The proof in the record shows that Miss Sarah Crawford, the sister and sister-in-law of appellants, resides on their property, and that the roaming of the cattle on the road amounts to an obstruction of the road as to her. While prior to Initiated Measure No. 1 of 1950 (the so-called Stock Law) this argument might not have been tenable, it appears that the people of this state, by prohibiting the roaming of cattle on the public roads, have recognized cattle to be, if not an obstruction to the use of the roads, at least a nuisance. As far as an individual’s use of a private road is concerned, the roaming of cows on the road to his home is certainly as obnoxious and obstructive as their roaming on a public road would be.
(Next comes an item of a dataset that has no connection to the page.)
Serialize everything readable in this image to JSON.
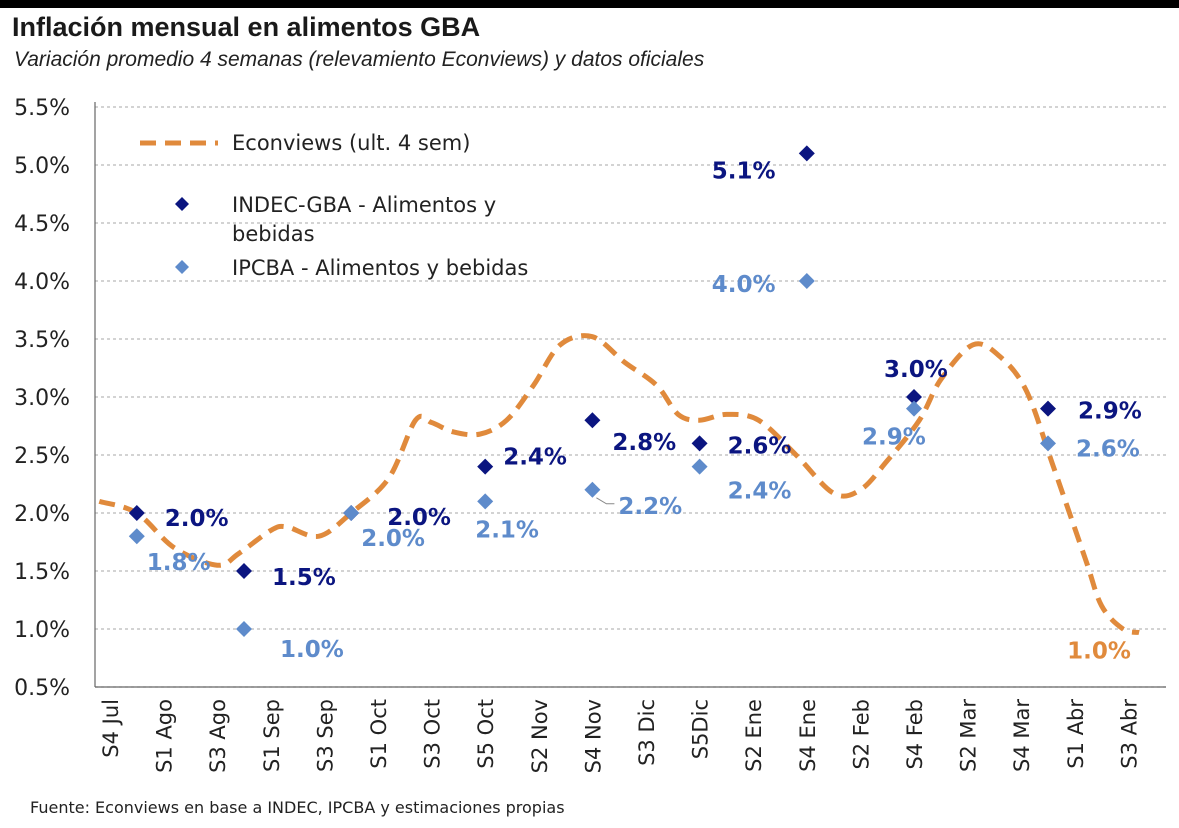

Finally, even if I should accept the majority theory that the trial court has some discretion in permitting the use of cattle guards on a private way, I think the trial court abused its discretion in this instance. The record conclusively shows that the road in issue, 20 feet wide, extends along appellees’ southern boundary for a distance of only 498 feet. This total area amounts to less than one-fourth of an acre, and when the roadway, which appellants have been granted the right to grade and maintain, is taken out of the area involved, little or no practical benefit from the use of the area as a pasture will result to appellees except as it may add fuel to the feud that has been existing between these parties.
Therefore, I would reverse and remand the ease with directions to appellees to take the road out of their pasture.
Harris, C. J., and Fogleman, J., join in dissent.Reported as Massee v. Schiller, 237 Ark. 809, 376 S. W. 2d 558.